If it were up to me, the small web would also be a vectorized web.
The homepage of my personal website contains only scalable vector graphics (SVGs). These vectors are small by definition (essentially just lines stored as mathematical formulas) and they scale automatically. Gone are the days of pixelated header images.
When I first wrote this article, my website looked like this (text continues below the picture):
Apart from the fact that the image above is not vectorized (shame on me), there are three sections:
- A header with menu icons.
- A body with the main content.
- A footer with social media icons.
Let me explain how I managed to vectorize each section.
Header
The header contains the menu for my website. I chose to make this icon-based rather than text-based to make it language-independent. Each icon originates from Tabler Icons, a very useful website offering all kinds of vectorized icons. It lets you customize the size, stroke width, and color of each icon and then copy the SVG code by clicking it.
My full menu looks like this:
These icons all have an HTML anchor (<a>
) element as their parent, and each anchor is a child of a navigation (<nav>
) element. The structure looks like this:
<nav>
<a href="/home/">
<svg></svg>
</a>
<a>
...
</a>
</nav>
No images, just vectors.
Body
Apart from plain text with some applied styles, the eye-catcher of the main content is the vectorized avatar. Since I'm not a digital artist, I outsourced the creation of it to some tools on the web. Here’s how I did it:
- Create a Bitmoji account.
- Design an avatar that looks like me (I'd say it ended up pretty accurate).
- Download the avatar (Bitmoji offers many different "stickers" based on your avatar design; you can pick the one you like most).
- Convert the downloaded avatar to a vector. There are many tools for this; I used Picsvg.
- Download the vector.
The format of the vector you downloaded is exactly the same as the menu icons from the header, meaning you can put this vector right inside the HTML of your website:
<body>
...
<svg>...</svg>
...
</body>
Footer
Not much new stuff here. My footer actually uses the same techniques as the header of my website. The only differences here are the type of icon and the color of the icon.
For completeness, my footer looks like this:
A last word on vectors
A vector (SVG file) is actually just a plain text file containing mathematical formulas to describe the vector path. Apart from this path, the file usually has some properties with values that you can change. Just open the vector file with a plain-text editor like Notepad to see what I mean.
The following properties are interesting:
-
fill
: defines the fill color (or inside) of the vector. -
stroke
: defines the stroke color (or border) of the vector.

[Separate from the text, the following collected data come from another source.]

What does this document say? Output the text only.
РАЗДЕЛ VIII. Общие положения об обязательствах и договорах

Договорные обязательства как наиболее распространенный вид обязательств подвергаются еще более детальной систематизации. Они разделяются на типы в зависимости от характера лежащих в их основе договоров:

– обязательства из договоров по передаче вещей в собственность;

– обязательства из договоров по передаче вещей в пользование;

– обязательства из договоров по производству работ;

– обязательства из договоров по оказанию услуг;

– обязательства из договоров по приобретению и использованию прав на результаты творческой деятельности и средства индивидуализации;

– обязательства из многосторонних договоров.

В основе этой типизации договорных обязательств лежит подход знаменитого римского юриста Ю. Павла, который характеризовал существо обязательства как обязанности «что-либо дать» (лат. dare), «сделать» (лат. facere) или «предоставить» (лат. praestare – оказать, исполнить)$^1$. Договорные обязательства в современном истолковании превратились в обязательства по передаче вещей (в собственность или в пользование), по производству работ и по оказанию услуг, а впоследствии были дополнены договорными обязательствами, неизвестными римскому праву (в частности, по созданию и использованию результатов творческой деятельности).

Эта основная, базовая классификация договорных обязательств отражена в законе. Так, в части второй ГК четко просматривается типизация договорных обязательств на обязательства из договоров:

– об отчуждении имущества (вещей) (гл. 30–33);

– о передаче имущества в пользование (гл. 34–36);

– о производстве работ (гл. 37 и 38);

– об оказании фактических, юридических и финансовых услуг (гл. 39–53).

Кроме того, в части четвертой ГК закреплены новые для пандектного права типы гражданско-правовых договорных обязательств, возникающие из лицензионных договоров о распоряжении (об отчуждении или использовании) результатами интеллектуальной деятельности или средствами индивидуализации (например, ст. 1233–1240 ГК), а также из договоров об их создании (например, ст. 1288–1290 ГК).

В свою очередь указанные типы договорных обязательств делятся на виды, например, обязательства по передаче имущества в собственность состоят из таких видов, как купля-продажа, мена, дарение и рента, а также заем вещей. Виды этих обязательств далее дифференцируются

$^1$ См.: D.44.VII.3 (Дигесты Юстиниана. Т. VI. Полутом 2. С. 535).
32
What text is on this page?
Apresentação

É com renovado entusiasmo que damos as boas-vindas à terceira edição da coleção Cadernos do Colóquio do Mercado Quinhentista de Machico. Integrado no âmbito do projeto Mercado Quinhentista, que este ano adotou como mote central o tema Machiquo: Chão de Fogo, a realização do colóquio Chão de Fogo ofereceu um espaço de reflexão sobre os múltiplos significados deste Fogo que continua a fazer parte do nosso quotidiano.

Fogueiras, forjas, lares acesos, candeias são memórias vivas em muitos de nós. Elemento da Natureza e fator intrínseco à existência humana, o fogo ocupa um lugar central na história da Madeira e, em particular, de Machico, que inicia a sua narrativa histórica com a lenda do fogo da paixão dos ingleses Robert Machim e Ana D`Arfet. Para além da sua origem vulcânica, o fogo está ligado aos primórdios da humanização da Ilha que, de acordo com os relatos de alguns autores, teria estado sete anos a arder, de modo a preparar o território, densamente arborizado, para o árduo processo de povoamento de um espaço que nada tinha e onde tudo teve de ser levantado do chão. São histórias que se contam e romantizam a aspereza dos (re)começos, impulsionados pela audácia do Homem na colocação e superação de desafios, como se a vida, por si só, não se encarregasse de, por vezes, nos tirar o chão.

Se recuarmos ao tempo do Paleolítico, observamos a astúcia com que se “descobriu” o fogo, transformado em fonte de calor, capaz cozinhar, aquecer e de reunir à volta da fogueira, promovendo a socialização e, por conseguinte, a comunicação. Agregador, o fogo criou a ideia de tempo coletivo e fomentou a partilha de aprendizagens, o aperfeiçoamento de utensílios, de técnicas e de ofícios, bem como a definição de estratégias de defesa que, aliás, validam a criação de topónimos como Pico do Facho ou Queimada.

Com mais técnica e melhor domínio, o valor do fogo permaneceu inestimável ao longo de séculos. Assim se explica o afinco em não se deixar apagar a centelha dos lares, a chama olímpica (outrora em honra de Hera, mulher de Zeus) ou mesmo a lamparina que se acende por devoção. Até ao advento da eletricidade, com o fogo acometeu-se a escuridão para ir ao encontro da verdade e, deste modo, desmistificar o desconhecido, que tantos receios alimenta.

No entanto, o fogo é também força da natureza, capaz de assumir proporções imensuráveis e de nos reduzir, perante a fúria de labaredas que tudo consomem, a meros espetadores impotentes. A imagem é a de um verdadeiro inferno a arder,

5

You can put any hex-formatted color code here, prefixed by a hashtag (#
). However, if you want to be able to set this color via CSS, change the value of these properties to currentColor
. Then, in the CSS, set the color
property for the vector to whatever you want.
For example:
HTML:
<svg class="my-vector" fill="currentColor" stroke="currentColor">
...
</svg>
CSS:
.my-vector {
color: #133337
}
Top comments (9)
Did you check if your site is still functional if rendered in a text web browser (like lynx, links, or w3m), which do not render images?
Did not check this, and I would doubt that my website works 100% in a text-based web browser. Also, as most of the web users (that visit my blog) use a browser that do support SVG, I probably won't spend the time now to fix any issues in those text-based browsers.
If you are using icon fonts, and if the font is constructed well, then you have plain text representation for free.
With the IMG element, you can provide ALT attribute for text browsers.
Is there equivalent to ALT attribute (or NOSCRIPT) for SVG images embedded in HTML (as opposed to using SVG images in IMG)?
you can always save the svg image as a separate file and load it through an img tag. At that point you will have the alt tag available.
If you are coding the svg file within the svg tag, you can use a title tag within the svg tag group:
The SVG-images on my websites are wrapped in a link-element. That link element has a title attribute describing what it is. That's also an option, I think.
That should work as well.
shrug. I'm sure there's a nice way to just use alt tags just like you would if you were using conventional images, if there was any good reason to.
I don't understand why some developers continue to use raster images for anything other than photos. It's baffling. SVG allows you to create one image and have it scale with all resolutions indefinitely and without the need for media queries; definitely a time saver. Good read. Thank you.
Great article.
I plan to do similar approach to my site as well, but because I’ll have photographs, I’ll be using .webp files as well. Been switching to .webp for all my jpg and png needs. Frankly, I’ve only been using jog and pngs on email ls due to a lack of compatibility across the different email clients.